Q: What do you expect over the next decade?

A: The next 10 years are going to be a decade of transformation. Three mega trends will drive that transformation. First, the evolution of systems of production and global value chains driven by robotics, supply chain digitisation and additive manufacturing (3D printing).

The second trend will be the sustainability imperative.

The third trend will be the rise of economic nationalism that will lead to more interventionism, more protectionism and the shift from multilateral to bilateral and ad hoc arrangements.

All these trends will impact global value chains.

Q: In the report you call for a ‘change in the investment-development paradigm’. Can you elaborate?

A: In the last decade, many countries, particularly developing countries, tried to augment their competitiveness by identifying segments in global value chains, increasing their competitiveness through specialisation and exports.

Now, however, they can no longer narrowly specialise in value chain segments for efficiency-seeking FDI to generate exports and growth.

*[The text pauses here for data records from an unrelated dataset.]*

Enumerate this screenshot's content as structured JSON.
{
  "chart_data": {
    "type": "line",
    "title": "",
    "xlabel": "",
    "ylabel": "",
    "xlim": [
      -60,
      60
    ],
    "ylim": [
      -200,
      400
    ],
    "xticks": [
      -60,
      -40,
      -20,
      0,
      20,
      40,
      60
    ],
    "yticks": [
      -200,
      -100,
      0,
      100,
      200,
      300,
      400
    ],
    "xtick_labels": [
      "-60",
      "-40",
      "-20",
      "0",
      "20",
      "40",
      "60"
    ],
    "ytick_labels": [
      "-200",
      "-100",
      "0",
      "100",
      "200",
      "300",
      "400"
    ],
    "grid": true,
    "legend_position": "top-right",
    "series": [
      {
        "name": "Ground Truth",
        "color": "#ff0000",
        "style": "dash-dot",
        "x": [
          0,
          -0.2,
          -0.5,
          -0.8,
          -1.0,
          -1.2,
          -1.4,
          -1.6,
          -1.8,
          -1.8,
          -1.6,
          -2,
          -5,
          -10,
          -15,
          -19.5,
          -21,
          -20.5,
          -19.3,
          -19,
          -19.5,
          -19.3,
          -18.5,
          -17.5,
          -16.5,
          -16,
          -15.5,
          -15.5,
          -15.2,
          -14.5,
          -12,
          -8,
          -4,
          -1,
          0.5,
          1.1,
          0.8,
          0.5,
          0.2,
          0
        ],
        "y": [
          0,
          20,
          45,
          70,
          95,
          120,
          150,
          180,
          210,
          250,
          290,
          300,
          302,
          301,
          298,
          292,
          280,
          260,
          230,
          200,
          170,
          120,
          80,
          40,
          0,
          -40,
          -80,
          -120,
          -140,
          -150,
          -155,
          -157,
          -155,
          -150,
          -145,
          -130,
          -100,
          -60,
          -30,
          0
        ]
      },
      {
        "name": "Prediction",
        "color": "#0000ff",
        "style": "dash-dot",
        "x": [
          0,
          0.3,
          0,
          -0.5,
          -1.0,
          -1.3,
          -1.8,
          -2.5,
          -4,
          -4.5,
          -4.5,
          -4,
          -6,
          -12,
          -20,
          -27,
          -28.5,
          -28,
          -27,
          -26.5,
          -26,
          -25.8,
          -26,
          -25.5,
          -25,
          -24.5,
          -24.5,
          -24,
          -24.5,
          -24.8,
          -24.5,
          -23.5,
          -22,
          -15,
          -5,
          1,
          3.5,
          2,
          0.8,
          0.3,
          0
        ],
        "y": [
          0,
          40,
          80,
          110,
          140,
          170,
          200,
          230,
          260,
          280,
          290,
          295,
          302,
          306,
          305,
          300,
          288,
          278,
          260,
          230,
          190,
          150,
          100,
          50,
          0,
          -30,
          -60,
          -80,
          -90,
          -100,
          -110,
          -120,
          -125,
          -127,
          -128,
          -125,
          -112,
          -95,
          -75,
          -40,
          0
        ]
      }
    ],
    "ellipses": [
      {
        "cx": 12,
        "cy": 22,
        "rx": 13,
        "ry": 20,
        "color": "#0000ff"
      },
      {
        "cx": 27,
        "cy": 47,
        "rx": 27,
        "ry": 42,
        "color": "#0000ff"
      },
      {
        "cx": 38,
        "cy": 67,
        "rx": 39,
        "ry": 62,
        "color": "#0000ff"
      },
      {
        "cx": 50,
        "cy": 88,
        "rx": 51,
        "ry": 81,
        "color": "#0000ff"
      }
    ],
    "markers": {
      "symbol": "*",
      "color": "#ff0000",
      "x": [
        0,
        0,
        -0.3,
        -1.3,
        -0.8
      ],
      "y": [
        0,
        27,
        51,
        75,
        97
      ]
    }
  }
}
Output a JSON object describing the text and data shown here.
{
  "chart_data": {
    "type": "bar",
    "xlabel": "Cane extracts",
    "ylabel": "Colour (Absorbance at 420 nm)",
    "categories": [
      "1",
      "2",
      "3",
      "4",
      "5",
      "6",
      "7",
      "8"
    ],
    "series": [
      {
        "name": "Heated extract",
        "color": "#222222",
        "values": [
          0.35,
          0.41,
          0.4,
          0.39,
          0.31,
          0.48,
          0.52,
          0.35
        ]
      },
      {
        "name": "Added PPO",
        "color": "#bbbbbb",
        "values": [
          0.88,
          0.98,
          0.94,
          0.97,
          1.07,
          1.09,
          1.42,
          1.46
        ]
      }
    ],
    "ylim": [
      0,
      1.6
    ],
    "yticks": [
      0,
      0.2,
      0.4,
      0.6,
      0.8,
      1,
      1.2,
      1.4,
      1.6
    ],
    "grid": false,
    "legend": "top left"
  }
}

It’s still important, but they also need to attract investment in regional market-seeking FDI, which will become more important moving forward.

Countries and companies need to have a better industrial base to attract more segments of the regional value chains.

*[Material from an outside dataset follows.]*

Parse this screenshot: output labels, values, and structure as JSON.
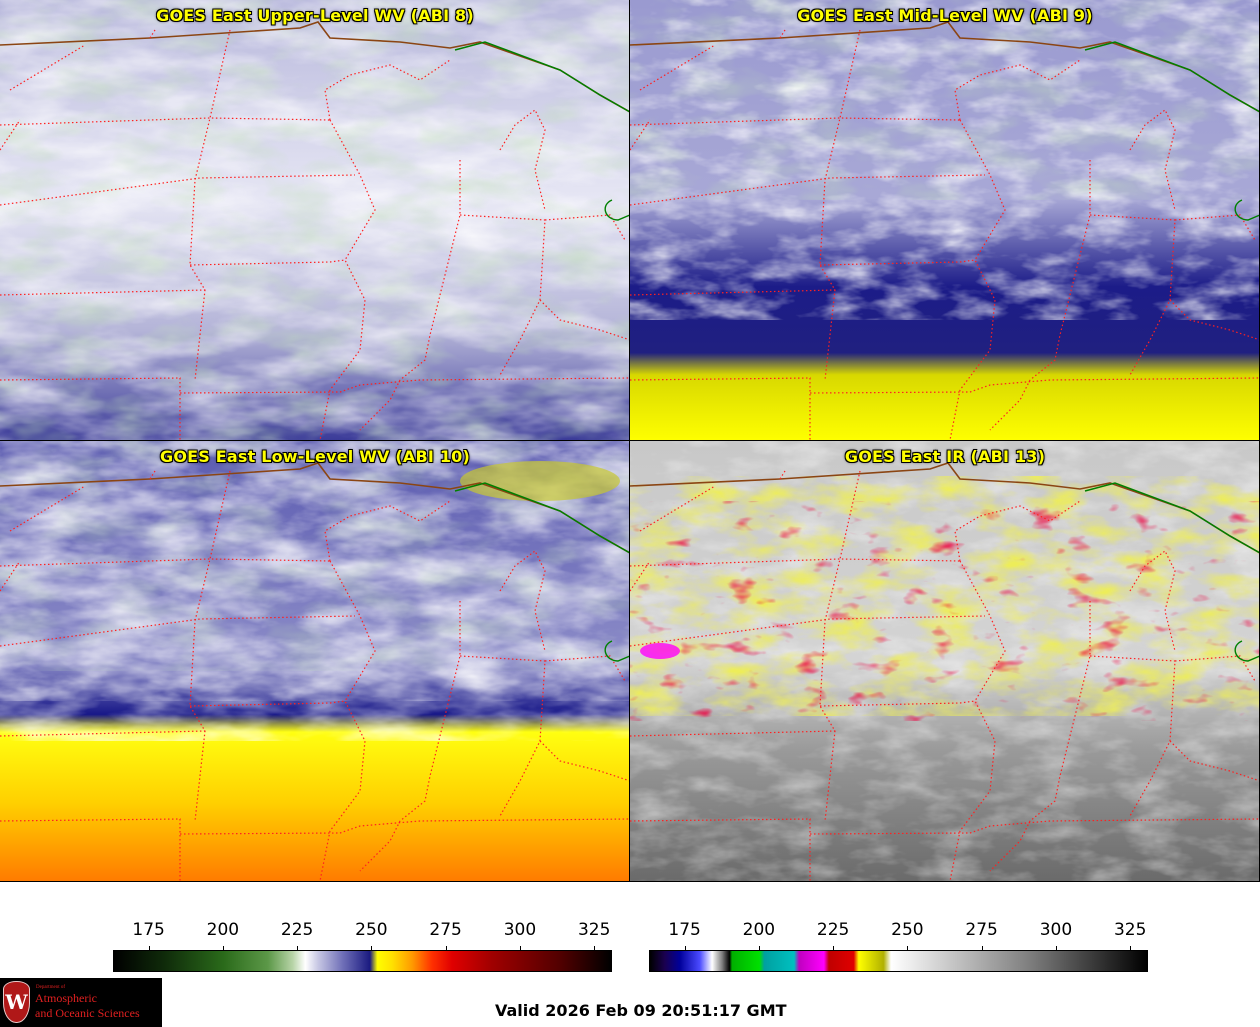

Secondly, the shift from cost-base competition for single location investment to competition for diversified investments has been based on flexibility and resilience.

In the past, countries would compete for locations and would target flagship investment and try to link it to domestic firms. Now they need to attract diversified investment because there will be regional value chains in their own countries, particularly in services.

They need to have a diversified investment promotion strategy and more flexibility and resilience. Value chains will be shorter and value-added activities will be more concentrated in different locations.

Countries used to build big industrial infrastructure to attract large industrial investors. Now because of digitisation, the foreign investment assets footprint will become lighter and there will be less demand for large-scale industrial infrastructure and more demand for lean infrastructure, particularly for services and digital manufacturing.

James Zhan is Unctad's director of investment and enterprise.